A Mysterious Job Called Oda Nobunaga, Vol. 1

By Kisetsu Morita and Kaito Shibano. Released in Japan as “Oda Nobunaga to Iu Nazo no Shokugyou ga Mahou Kenshi Yori Cheat Datta Node, Oukoku o Tsukuru Koto ni Shimashita” by GA Novels. Released in North America by Yen On. Translated by Alex Wetnight.

Another in the many examples we’ve seen lately of “how can I get my webnovel to rise to the top of the rankings when it’s just a basic power fantasy?”, A Mysterious Job Called Oda Nobunaga is by the author of I’ve Been Killing Slimes for 300 Years but is almost its polar opposite. It oozes cocky masculinity from every page. Honestly, also like many light novels I’ve read lately, its gimmick is somewhat irrelevant. Oda Nobunaga is in our hero’s head, talking to him about this and that, but I think only gives him specific advice once or twice. The rest of the time, Alsrod is simply being a brilliant warlord, and Nobunaga is in his head going “ah, yes, this reminds me of the time in Japan when I did this! Well done!”. That feeling when one of the greatest Japanese warlords is a backseat driver.

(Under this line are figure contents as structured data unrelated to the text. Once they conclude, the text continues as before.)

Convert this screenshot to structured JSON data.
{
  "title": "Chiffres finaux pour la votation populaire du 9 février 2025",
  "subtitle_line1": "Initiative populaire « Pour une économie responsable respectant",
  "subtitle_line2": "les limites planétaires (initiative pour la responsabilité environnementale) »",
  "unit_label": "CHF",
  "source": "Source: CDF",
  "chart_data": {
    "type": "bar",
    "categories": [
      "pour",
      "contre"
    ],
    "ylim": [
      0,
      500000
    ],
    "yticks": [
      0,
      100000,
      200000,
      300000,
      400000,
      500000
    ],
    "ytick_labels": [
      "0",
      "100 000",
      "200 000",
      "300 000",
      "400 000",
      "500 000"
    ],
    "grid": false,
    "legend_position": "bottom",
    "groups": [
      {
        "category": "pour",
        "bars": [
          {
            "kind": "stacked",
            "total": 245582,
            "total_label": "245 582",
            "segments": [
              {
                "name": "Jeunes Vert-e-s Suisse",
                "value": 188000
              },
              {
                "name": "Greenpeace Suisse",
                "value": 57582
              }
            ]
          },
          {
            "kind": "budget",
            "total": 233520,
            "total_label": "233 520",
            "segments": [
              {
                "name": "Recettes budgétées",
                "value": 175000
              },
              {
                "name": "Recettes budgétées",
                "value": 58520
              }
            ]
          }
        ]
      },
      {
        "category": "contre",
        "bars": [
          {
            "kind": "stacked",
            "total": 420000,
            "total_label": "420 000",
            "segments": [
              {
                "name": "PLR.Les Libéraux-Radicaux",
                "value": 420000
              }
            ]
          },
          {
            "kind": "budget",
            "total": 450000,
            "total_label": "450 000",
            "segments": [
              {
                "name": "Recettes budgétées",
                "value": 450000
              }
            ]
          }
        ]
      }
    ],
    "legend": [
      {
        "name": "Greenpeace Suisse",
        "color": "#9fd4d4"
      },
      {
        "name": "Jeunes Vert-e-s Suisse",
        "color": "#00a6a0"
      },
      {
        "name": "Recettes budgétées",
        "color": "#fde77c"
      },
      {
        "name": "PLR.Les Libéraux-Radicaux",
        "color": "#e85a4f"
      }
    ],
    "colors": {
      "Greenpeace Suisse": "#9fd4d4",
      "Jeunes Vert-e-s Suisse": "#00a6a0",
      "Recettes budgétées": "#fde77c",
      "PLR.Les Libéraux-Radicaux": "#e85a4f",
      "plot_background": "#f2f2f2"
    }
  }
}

Alsrod, at the age of 18, is ready to get his job that will help to guide his career path. Some get fighter, some get thief. He gets… Oda Nobunaga, and no one has any idea what it means. Not good news. Less good news is that his brother the viscount is ordering him to go defend a castle that is on the verge of certain death… and he can’t refuse because he has to care for their younger sister, who is sickly. All he has is his new job and his childhood friend Laviala. Then he discovers that he has an aptitude for battle and warfare. He occasionally hears Game Stats in his head (very occasionally, thank God), and they help to make him and his allies more powerful. As the book goes on he removes his brother from power, attacks various neighboring provinces, and plans on how to move even further up in the kingdom.

I did mention this book was the opposite of Killing Slimes for 300 Years, and that applies to the pacing as well. This book zooms. By the halfway point Alsrod has killed his brother, become Viscount, is on his way to becoming Count, and taken his childhood friend as a lover and also a buxom and politically savvy wife. (Content warning, he also takes a third lover, who is said to be fifteen years old. This feels like one of those “it’s okay because it’s ancient times” author decisions that is not actually okay.) He carves through the neighboring areas with ease, never facing a single setback in the entire book. There is one brief hint that the second book might have actual conflict – another character has a job that is also a Sengoku Period job, and it’s the retainer who killed Nobunaga, so you sense there will be betrayal. But that’s not in this book. This book is “watch Alsrod be awesome and manly.”

If you like a plain old male power fantasy in every possible way, this is actually an excellent book for you to pick up. It has all of that. If you want conflict, or depth, or even Oda Nobunaga actually doing something, you might want to find another series.